Ben Affleck Channels the Bitter Sharpness of Shame in The Way Back

6 minute read

Middle age is kind to no one. Even if you’re in good physical shape, there’s bound to be something—uncertainty about the future, regret about roads not taken, the crow’s feet or thickened waist that weren’t there yesterday—threatening to drag you down. In The Way Back, Ben Affleck is the spirit of middle age in physical form, a bear lumbering forward with a sluggish gait, skepticism in his eyes and a beehive’s worth of pain in his heart. His character, Jack Cunningham, is a former high-school basketball star who now works in construction; he’s separated from his wife (Janina Gavankar), which is bad enough, though he also carries another secret scar. And he’s an alcoholic: He starts his day with a beer in the shower; he pours some into a cup to get through the workday. At shift’s end, he reaches into his car’s backseat cooler to crack open a cold one, and at home he easily works through a couple of six packs in an evening—which isn’t even counting the time he spends at the local bar. The very molecules of his being are pickled in booze.

The Way Back, overall, isn’t a great movie: Some of its most potentially moving scenes are undone by a leaden score, heavy on ultra-poignant piano chords that cue feelings rather than tease them out. The story is built on a framework you’ve seen before, maybe too many times: Jack, who hasn’t played basketball since he abruptly abandoned the game years earlier, for personal reasons, finds redemption of sorts in coaching a losing high-school team. But The Way Back has an indescribable something that’s missing from so many modern movies. It’s filled with emotional textures, most notably the serrated edge of shame: Its bitter sharpness finds its way to the surface of Jack’s life no matter how much he drinks in the hopes of dulling it. The movie also captures, with striking visuals, the habits that keep Jack locked in a cycle of self-imposed helplessness. At home one night after work, we see him moving one beer can at a time from the fridge to the freezer for maximum cooling; with each frosty can he drinks, he moves another one up from the refrigerator shelf, until that shelf is empty. It’s an alarmingly efficient relay of desperation.

Sometimes there’s great moviemaking even in not-so-great movies. You take it where you can find it. The director and co-writer (with Brad Ingelsby) of The Way Back is Gavin O’Connor, who made the 2004 Miracle, about the coach behind the U.S. Olympic hockey team’s 1980 victory over the Soviet Union. More recently, in 2016, he directed The Accountant, in which Affleck gave a wry, finely tuned performance as a math savant who runs a strip-mall accounting business by day and cooks the books for big-time criminals by night. In a recent New York Times profile, Affleck spoke frankly about his own problems with alcohol, acknowledging past mistakes. But if Affleck is now asking our forgiveness, he has, at times, seemed almost unassailably golden. He has directed—or written and directed—some terrific films, including The Town (2010) and Argo (2012).

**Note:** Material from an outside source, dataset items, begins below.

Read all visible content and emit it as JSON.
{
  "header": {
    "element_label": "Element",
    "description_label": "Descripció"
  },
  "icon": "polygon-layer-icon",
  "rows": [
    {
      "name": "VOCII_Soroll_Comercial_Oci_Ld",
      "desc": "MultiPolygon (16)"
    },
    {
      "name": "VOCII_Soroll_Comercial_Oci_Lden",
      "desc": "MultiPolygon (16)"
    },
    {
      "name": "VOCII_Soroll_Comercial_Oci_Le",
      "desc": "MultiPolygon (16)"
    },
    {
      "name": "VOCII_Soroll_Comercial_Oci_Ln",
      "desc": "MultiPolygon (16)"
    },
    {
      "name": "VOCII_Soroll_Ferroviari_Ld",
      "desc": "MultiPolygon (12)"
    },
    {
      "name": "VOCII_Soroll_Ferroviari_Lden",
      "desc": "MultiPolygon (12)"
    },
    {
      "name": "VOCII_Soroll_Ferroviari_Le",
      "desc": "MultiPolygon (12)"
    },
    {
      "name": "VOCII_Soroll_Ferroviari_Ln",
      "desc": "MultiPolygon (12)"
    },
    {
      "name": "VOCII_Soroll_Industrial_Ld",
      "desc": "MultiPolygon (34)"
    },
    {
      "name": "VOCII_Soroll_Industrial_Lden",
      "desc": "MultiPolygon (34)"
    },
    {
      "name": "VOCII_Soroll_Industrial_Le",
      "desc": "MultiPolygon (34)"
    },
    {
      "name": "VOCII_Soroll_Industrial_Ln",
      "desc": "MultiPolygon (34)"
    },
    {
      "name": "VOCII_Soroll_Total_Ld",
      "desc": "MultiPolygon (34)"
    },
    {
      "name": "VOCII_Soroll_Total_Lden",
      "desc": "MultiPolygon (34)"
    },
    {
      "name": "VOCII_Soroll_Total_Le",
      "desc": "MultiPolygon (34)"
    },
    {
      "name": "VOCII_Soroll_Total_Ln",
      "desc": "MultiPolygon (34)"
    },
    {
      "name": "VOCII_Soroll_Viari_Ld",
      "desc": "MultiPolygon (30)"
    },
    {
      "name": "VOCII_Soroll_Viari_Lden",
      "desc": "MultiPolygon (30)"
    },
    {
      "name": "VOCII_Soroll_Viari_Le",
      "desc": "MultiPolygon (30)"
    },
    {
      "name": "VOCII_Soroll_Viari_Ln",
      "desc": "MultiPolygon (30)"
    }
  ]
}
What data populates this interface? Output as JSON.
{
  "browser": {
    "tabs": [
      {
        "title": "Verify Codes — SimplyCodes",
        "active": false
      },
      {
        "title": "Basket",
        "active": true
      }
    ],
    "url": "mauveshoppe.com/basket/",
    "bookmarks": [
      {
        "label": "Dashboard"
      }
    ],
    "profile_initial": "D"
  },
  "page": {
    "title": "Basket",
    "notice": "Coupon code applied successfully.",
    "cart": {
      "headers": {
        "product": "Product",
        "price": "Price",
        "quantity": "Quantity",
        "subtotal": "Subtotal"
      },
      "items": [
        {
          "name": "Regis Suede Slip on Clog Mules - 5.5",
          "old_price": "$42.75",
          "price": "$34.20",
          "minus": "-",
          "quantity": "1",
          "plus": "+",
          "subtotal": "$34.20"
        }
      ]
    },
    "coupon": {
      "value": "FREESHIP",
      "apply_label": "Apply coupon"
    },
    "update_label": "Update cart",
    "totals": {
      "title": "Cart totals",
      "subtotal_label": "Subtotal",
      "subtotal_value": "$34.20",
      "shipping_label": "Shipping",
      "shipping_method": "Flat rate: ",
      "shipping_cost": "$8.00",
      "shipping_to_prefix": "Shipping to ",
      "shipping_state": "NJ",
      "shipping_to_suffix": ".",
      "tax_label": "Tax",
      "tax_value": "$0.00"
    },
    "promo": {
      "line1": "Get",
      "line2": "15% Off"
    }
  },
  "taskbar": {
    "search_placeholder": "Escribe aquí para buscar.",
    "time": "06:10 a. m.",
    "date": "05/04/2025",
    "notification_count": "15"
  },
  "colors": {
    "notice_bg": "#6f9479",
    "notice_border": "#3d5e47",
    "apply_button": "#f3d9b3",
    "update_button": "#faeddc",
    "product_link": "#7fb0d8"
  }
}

It’s also been easy to forget, in recent years, what a good actor he is: We all had fun mocking him, as a desultory Batman in Batman v Superman: Dawn of Justice (2016) and Justice League (2017). But some 10 years earlier, in the largely forgotten Hollywoodland, he’d given a thoughtful, duskily shaded performance as onetime Superman George Reeves, a troubled guy who played a superhero on TV in the 1950s and yet felt less than adequate in real life.

Affleck was only in his mid-30s when he played Reeves, who died in 1959, at age 45. Now 47, Affleck is old enough to actually carry some of the world-weariness that Reeves must have felt inside, and he shows it in The Way Back. Affleck’s Jack wears a heavy beard that doesn’t suit him, as if he’d thought, subconsciously or otherwise, that a disguise grown out of his very skin could somehow fool people into thinking he’s comfortable in it. When his alma mater, the Catholic high school where he’d been such a star, tries to woo him into taking the coaching gig, he takes a night to pretend to think about the offer, though he’s sure he’s going to reject it. As he descends into a drunken fugue, he practices the spiel he plans to deliver the next day: “My life’s very full right now. Very full,” he says into a make-believe telephone, as the empties pile up around the kitchen table in his exceptionally pathetic bachelor apartment. Affleck says those words as if he’s convinced himself of their truth, like a door-to-door salesman who’s brainwashed himself into loving the substandard product he’s selling.

Jack does take the job, and it ends up changing his life, though the movie’s ending is more ambiguously hopeful than it is happy. The Way Back provides a “reason” for Jack’s drinking, though his despair would be just as convincing without it—you don’t need to have suffered great tragedy to feel unable to cope. But no matter: Affleck carries the movie both in his muscles and in his subtle shifts of expression. There’s the sozzled blankness we see in Jack’s eyes when he’s drunk, and the blunt anguish that’s there when he’s not. It’s the look of someone who finally knows he can’t be superman. He’s given up flying in order to walk.